The verdict? No surprises here; it’s still great. But removing all of the extraneous material reveals what could easily be considered Led Zep’s heaviest album. It’s certainly their last great one. Any band would kill to sound this vital, this dangerous, on their sixth studio album. The production is a little ragged (Plant himself called the sessions ‘really raunchy’); however, the lack of the fourth album’s production polish suits the material. Many of the vocals were cut live and are a tad low in the mix, perhaps to hide the rough edges evident in some of the performances. Page’s multi-layered guitar arrangements, at the forefront on ‘Houses…’, are in evidence everywhere. John Paul Jones, Zep’s secret weapon, shines on keyboards in several songs, most notably on “In the Light” and “Trampled Under Foot”. Bonham sounds absolutely massive, as ever. The songs are at once hard-hitting and dynamic; crushing blues, wistful balladry, Middle Eastern prog, and razor-sharp hard rock— the only thing missing is an acoustic number. But what this version of the record lacks in scope when compared to the double-album version, it makes up for in raw creativity, not to mention raw power. It makes perfect sense as a successor to ‘Houses…’, has its own distinct personality, and is more than worthy of recognition on its own without all the extra baggage.
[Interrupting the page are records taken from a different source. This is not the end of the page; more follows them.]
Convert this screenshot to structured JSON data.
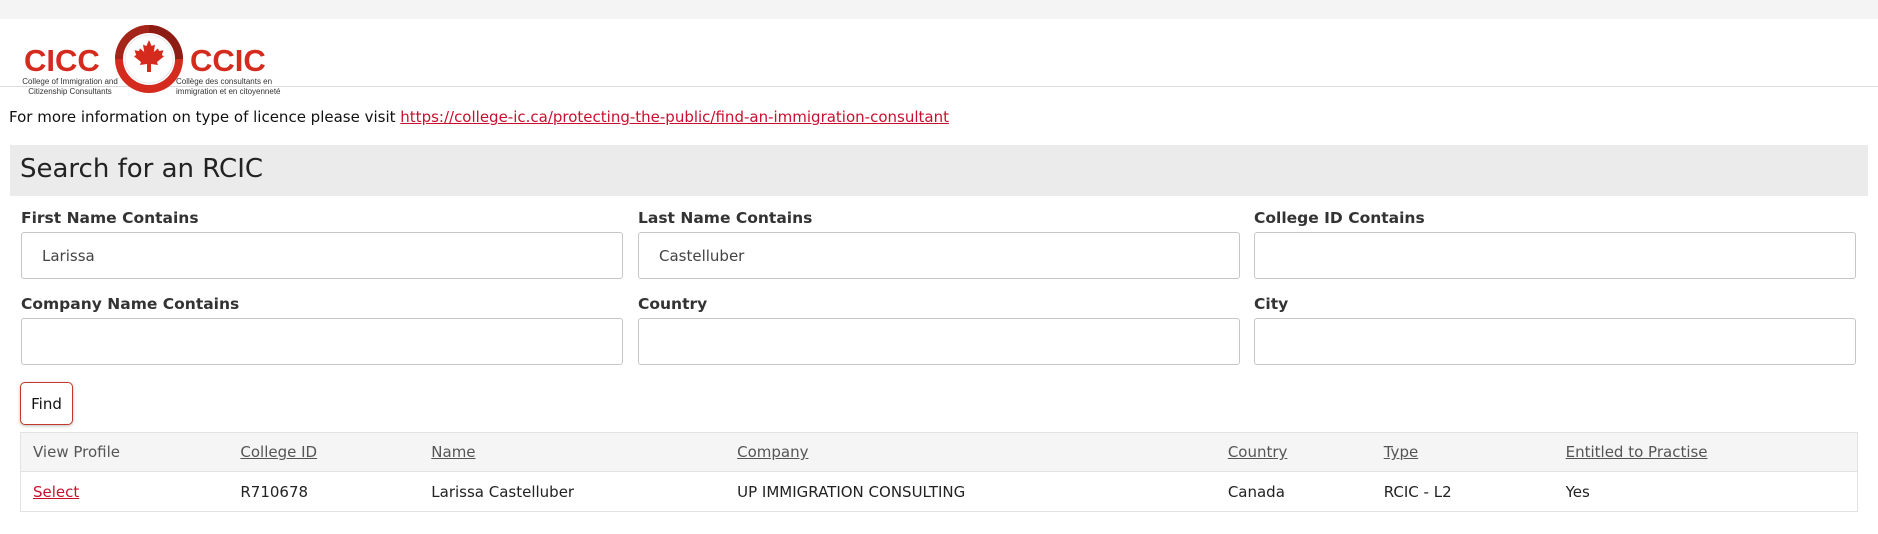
{
  "logo": {
    "abbr_en": "CICC",
    "abbr_fr": "CCIC",
    "name_en": "College of Immigration and Citizenship Consultants",
    "name_fr": "Collège des consultants en immigration et en citoyenneté",
    "brand_color": "#d52b1e",
    "icon": "maple-leaf-seal-icon"
  },
  "info": {
    "text": "For more information on type of licence please visit ",
    "link_text": "https://college-ic.ca/protecting-the-public/find-an-immigration-consultant"
  },
  "search": {
    "title": "Search for an RCIC",
    "fields": {
      "first_name": {
        "label": "First Name Contains",
        "value": "Larissa"
      },
      "last_name": {
        "label": "Last Name Contains",
        "value": "Castelluber"
      },
      "college_id": {
        "label": "College ID Contains",
        "value": ""
      },
      "company": {
        "label": "Company Name Contains",
        "value": ""
      },
      "country": {
        "label": "Country",
        "value": ""
      },
      "city": {
        "label": "City",
        "value": ""
      }
    },
    "find_label": "Find"
  },
  "results": {
    "headers": {
      "view_profile": "View Profile",
      "college_id": "College ID",
      "name": "Name",
      "company": "Company",
      "country": "Country",
      "type": "Type",
      "entitled": "Entitled to Practise"
    },
    "rows": [
      {
        "select": "Select",
        "college_id": "R710678",
        "name": "Larissa Castelluber",
        "company": "UP IMMIGRATION CONSULTING",
        "country": "Canada",
        "type": "RCIC - L2",
        "entitled": "Yes"
      }
    ]
  },
  "colors": {
    "link": "#c8102e",
    "section_bg": "#ebebeb",
    "table_header_bg": "#f5f5f5"
  }
}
Zep Fans: Take a few minutes and set up the real ‘PG’ in your mp3 player and check it out with fresh ears; revisit the classic record and discover the buried treasure within. I still think they peaked with ‘IV’. But the true ‘Physical Graffiti’, not that overblown yard sale of a 2-record set, is my favorite Led Zeppelin album. After all, I ‘produced’ it myself.